Bos BI Sebut Rupiah Masih Terlalu Murah

Rupiah diperkirakan masih menguat asal didukung dengan berbagai indikator yang ada.

oleh Liputan6.com diperbarui 08 Feb 2019, 16:01 WIB
Gubernur Bank Indonesia (BI) Perry Warjiyo menggelar konferensi pers di Jakarta, Kamis (17/1). Rapat Dewan Gubernur (RDG) BI Januari 2019 memutuskan untuk mempertahankan BI 7-day Reverse Repo Rate (BI7DRR) sebesar 6 persen. (Liputan6.com/Angga Yuniar)

Liputan6.com, Jakarta - Nilai tukar rupiah terhadap dolar Amerika Serikat (USD) bergerak melemah tipis pada perdagangan  Jumat (8/2/2019).

Pada Jumat pagi, rupiah dibuka di level 13.975 per dolar Amerika Serikat (AS) atau melemah tipis dibanding penutupan perdagangan sebelumnya di 13.972 per dolar AS.

Mengutip data Bloomberg, rupiah masih lanjutkan pelemahan usai pembukaan. Tercatat, saat ini nilai tukar rupiah berada di 13.990 per dolar AS.

Sementara itu, kurs tengah Bank Indonesia (BI) juga menunjukkan rupiah melemah terhadap dolar AS dari posisi 13.978 pada Kamis 7 Februari menjadi 13.992 per dolar AS pada Jumat 8 Februari 2019.

Gubernur Bank Indonesia (BI), Perry Warjiyo menyatakan, posisi nilai tukar rupiah terhadap dolar Amerika Serikat dalam beberapa hari terakhir masih terlalu murah (undervalue).

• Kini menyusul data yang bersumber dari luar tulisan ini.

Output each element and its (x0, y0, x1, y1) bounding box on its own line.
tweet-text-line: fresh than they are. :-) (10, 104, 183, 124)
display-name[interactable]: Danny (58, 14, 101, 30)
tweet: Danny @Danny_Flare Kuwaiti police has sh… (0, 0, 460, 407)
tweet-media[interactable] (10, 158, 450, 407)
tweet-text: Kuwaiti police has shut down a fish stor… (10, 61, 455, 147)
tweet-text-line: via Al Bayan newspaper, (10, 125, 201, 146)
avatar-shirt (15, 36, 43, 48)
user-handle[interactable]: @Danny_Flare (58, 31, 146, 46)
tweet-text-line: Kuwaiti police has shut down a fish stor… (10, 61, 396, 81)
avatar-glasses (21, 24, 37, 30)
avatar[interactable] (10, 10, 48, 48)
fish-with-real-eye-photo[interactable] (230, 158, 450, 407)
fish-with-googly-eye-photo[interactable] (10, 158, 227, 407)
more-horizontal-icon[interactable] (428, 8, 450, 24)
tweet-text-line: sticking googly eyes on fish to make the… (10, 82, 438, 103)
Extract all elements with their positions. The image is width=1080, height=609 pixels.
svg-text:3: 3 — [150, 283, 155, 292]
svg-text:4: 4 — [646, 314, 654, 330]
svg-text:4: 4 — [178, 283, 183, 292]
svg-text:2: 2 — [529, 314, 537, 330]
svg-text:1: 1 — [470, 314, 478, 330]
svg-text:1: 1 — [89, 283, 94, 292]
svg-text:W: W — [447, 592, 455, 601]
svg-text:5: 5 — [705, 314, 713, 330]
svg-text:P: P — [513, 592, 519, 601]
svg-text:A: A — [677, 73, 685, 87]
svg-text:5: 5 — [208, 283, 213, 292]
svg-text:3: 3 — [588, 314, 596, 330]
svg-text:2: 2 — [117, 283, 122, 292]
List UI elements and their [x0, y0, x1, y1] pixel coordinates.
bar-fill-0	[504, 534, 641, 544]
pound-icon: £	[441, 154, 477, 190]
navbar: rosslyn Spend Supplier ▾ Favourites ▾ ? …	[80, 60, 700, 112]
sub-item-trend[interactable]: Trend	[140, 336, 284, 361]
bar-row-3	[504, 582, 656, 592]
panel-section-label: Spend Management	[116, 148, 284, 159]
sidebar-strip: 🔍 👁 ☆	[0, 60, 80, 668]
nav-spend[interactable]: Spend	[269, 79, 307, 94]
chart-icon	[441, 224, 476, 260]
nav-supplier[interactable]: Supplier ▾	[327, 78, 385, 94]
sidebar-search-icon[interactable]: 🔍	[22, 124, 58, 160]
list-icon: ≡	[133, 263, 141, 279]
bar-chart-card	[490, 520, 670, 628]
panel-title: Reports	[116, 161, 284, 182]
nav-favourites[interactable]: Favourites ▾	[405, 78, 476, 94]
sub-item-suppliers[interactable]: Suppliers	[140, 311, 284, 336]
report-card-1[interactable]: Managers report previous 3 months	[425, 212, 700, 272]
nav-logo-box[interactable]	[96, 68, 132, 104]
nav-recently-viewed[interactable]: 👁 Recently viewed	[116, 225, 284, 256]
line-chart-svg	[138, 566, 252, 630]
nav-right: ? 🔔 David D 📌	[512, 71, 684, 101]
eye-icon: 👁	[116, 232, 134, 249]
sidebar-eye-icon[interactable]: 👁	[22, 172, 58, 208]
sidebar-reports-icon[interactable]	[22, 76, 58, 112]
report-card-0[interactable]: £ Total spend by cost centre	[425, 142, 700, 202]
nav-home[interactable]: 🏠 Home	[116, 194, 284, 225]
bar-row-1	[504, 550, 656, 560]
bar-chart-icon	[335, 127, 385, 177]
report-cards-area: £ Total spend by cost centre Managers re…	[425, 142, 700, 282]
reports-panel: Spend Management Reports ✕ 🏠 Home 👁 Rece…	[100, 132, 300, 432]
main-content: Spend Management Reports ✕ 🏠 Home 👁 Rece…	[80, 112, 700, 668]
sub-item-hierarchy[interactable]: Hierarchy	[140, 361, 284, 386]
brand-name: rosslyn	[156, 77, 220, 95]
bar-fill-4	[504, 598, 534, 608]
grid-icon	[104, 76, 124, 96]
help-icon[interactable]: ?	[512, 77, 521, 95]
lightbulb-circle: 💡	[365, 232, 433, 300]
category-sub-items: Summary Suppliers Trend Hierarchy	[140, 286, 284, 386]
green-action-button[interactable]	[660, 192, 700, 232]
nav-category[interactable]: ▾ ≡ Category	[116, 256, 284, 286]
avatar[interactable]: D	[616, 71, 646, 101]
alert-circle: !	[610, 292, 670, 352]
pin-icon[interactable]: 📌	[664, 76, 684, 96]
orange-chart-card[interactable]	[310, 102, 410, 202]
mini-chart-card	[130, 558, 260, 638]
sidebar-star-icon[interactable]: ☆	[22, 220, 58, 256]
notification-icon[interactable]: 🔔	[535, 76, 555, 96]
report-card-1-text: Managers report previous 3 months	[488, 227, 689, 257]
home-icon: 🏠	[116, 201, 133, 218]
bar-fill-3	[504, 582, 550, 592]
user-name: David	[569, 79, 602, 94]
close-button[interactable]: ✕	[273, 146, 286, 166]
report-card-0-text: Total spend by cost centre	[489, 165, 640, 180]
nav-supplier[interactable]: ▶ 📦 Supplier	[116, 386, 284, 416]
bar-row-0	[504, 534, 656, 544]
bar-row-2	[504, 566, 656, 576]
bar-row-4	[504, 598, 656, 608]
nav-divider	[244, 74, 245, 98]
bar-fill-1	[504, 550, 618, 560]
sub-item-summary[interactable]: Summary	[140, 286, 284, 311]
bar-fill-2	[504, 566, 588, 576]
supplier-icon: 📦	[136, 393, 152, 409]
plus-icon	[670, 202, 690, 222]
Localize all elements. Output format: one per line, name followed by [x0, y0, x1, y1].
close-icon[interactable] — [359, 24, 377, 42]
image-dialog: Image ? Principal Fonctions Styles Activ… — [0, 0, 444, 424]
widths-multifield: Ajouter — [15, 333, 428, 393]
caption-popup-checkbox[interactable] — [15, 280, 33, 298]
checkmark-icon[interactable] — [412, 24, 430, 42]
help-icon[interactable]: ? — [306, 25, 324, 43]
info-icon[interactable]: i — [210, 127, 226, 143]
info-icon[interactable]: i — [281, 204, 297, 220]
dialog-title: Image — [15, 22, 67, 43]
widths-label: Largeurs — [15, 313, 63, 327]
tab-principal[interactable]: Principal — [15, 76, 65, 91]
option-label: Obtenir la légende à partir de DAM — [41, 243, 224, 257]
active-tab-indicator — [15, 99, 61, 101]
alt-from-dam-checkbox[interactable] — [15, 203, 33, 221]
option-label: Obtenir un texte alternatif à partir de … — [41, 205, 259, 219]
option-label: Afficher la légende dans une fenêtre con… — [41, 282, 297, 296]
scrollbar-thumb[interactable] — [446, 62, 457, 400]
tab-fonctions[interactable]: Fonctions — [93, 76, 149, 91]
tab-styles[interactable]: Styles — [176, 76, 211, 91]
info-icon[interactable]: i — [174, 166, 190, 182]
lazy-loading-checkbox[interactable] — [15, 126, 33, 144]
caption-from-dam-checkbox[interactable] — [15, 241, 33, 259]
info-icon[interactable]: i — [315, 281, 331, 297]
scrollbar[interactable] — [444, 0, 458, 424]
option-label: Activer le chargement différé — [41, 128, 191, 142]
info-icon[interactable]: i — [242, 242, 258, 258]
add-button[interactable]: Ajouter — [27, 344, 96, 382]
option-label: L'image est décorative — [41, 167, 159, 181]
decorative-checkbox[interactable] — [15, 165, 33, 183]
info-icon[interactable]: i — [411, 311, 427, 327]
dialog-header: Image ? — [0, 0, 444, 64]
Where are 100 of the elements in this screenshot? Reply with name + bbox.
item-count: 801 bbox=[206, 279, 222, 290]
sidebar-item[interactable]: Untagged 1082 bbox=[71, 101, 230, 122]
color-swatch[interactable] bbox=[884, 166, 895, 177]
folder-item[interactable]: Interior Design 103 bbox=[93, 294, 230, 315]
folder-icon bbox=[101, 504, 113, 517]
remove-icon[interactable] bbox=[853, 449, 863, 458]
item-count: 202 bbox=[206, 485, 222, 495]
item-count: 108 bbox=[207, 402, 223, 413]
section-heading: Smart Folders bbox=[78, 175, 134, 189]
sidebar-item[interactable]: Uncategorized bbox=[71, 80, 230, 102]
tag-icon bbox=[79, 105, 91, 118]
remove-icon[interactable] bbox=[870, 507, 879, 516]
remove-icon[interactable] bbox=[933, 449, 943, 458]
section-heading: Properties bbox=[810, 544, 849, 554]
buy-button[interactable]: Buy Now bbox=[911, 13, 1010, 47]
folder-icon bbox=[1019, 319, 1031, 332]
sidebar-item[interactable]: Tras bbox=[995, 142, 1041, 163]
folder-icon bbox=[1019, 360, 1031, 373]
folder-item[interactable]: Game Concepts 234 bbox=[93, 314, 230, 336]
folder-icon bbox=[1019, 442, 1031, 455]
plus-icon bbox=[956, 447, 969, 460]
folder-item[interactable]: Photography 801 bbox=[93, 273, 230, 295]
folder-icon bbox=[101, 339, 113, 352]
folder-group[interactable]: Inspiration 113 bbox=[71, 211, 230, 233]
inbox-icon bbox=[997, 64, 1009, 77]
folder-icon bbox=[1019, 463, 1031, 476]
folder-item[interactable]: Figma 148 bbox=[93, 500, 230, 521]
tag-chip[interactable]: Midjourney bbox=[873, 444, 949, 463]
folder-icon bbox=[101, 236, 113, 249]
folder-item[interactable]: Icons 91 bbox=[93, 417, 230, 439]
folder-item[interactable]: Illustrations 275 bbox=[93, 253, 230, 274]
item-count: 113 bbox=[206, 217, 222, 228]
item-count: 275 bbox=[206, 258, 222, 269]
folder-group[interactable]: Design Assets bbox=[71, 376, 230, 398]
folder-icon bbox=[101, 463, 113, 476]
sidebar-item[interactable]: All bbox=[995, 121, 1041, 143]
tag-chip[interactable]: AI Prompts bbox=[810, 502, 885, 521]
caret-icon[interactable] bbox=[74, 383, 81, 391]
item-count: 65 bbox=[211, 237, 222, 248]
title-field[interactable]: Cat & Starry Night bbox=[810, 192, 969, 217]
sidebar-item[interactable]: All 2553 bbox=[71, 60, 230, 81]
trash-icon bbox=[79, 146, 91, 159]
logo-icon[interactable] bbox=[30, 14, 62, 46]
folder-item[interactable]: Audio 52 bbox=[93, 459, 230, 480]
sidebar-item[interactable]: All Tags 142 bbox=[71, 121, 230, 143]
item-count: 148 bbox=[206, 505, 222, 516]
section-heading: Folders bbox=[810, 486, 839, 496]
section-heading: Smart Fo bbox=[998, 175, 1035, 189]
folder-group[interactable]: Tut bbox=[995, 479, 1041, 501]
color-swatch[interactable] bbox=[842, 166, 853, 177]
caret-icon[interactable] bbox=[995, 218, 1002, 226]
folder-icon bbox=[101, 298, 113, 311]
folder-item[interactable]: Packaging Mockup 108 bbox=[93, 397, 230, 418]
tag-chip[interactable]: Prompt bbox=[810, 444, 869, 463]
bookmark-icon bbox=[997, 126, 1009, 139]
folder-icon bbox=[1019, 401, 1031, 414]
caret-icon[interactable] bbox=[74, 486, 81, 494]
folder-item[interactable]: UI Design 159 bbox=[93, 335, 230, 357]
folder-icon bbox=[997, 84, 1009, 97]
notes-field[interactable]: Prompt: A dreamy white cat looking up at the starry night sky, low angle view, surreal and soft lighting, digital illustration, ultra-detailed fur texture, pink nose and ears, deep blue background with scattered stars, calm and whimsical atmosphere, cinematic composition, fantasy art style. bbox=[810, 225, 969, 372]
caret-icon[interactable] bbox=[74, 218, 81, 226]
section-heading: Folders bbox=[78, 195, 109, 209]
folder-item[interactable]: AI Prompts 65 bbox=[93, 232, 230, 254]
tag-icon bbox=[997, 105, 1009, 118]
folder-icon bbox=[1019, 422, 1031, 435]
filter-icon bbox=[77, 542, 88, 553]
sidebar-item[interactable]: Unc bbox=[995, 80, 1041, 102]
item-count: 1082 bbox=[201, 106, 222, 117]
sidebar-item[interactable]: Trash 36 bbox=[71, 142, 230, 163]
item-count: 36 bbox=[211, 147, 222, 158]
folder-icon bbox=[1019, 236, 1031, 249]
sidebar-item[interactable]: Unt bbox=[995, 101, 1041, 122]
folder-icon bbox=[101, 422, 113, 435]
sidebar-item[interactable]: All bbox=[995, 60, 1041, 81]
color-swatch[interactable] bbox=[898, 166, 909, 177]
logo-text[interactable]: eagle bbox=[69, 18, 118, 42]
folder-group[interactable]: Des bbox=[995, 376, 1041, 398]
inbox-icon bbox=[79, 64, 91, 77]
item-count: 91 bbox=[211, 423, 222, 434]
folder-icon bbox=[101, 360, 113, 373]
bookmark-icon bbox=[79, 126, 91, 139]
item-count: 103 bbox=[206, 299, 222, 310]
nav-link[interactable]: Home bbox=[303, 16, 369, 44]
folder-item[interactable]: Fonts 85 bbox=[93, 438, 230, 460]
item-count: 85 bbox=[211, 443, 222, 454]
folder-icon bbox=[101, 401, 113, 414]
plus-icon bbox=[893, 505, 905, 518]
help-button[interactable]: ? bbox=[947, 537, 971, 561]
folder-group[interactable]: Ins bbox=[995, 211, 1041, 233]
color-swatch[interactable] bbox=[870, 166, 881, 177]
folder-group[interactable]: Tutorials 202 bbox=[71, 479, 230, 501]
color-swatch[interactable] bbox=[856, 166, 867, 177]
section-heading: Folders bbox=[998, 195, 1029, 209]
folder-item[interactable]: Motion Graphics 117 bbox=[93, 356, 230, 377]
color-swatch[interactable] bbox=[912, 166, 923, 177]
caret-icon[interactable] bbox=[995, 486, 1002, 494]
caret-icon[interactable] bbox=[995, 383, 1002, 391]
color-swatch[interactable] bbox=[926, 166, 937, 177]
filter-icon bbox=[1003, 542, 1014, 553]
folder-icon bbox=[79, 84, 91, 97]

Dengan demikian, rupiah ke depan diperkirakan masih bisa menguat dengan berbagai indikator yang ada.

"Kalau kami hitung dengan hitungan fundamental nilai tukar masih undervalue (terlalu murah). Baik hitungan dari inflasi yang rendah dan prospek pertumbuhan ekonomi yang lebih baik dan juga kondisi neraca pembayaran juga baik," kata Perry saat ditemui di Komplek Masjid BI, Jakarta, Jumat pekan ini.

 

Reporter: Dwi Aditya Putra

Sumber: Merdeka.com

 


Kata Kemenkeu

Teller tengah menghitung mata uang rupiah dan dolar di Bank Mandiri, Jakarta, Kamis (10/1). Nilai tukar rupiah terhadap dolar Amerika Serikat (AS) terus menguat di perdagangan pasar spot hari ini. Rupiah berada di zona hijau. (Liputan6.com/Angga Yuniar)

Sebelumnya, Direktur Penyusunan Anggaran Penerimaan dan Belanja Negara (APBN) Kementerian Keuangan (Kemenkeu), Kunta Wibawa Dasa Nugraha mengatakan, penguatan rupiah ini tidak bisa dilihat secara jangka pendek.

Sebab, nominal mata uang Garuda ini diperkirakan terus bergerak seiring dengan gejolak ekonomi dunia.

"Rupiah ini kita kalau lihat APBN asumsi dalam satu tahun. Kita masih akan liat terus sampai akhir tahun itu, kira-kira rata rata berapa jadi kita tidak bisa mengatakan sekarang menguat terus seperti apa. Tapi kita akan pantau terus sampai nanti kira-kira akhir tahun seperti apa," kata dia saat ditemui di Jakarta, Jumat 1 Februari 2019.

Kunta mengatakan, secara dampak penguatan yang terjadi saat ini berpengaruh terhadap penerimaan yang berasal dari sumber daya alam. Namun, di sisi lain subsidi justru akan mengalami penurunan.

"Jadi akan kita akan liat terus seperti apa (Rupiah) karena kita belum tau sampai akhir tahun seperti apa," imbuhnya.

Perlu diketahui, Kementerian Keuangan dalam Anggaran Pendapatan dan Belanja Negara (APBN) 2019 mematok asumsi nilai tukar rupiah terhadap dolar Amerika Serikat (USD) sebesar 15.000 per USD. Angka ini meningkat dari Rencana APBN yang sebelumnya dipatok 14.400 per dolar AS.

"Kalau asumsinya masih Rp 15.000 umpama, tapi kemungkinan bisa saja lebih rendah kemungkinan akan lebih rendah," ujar dia.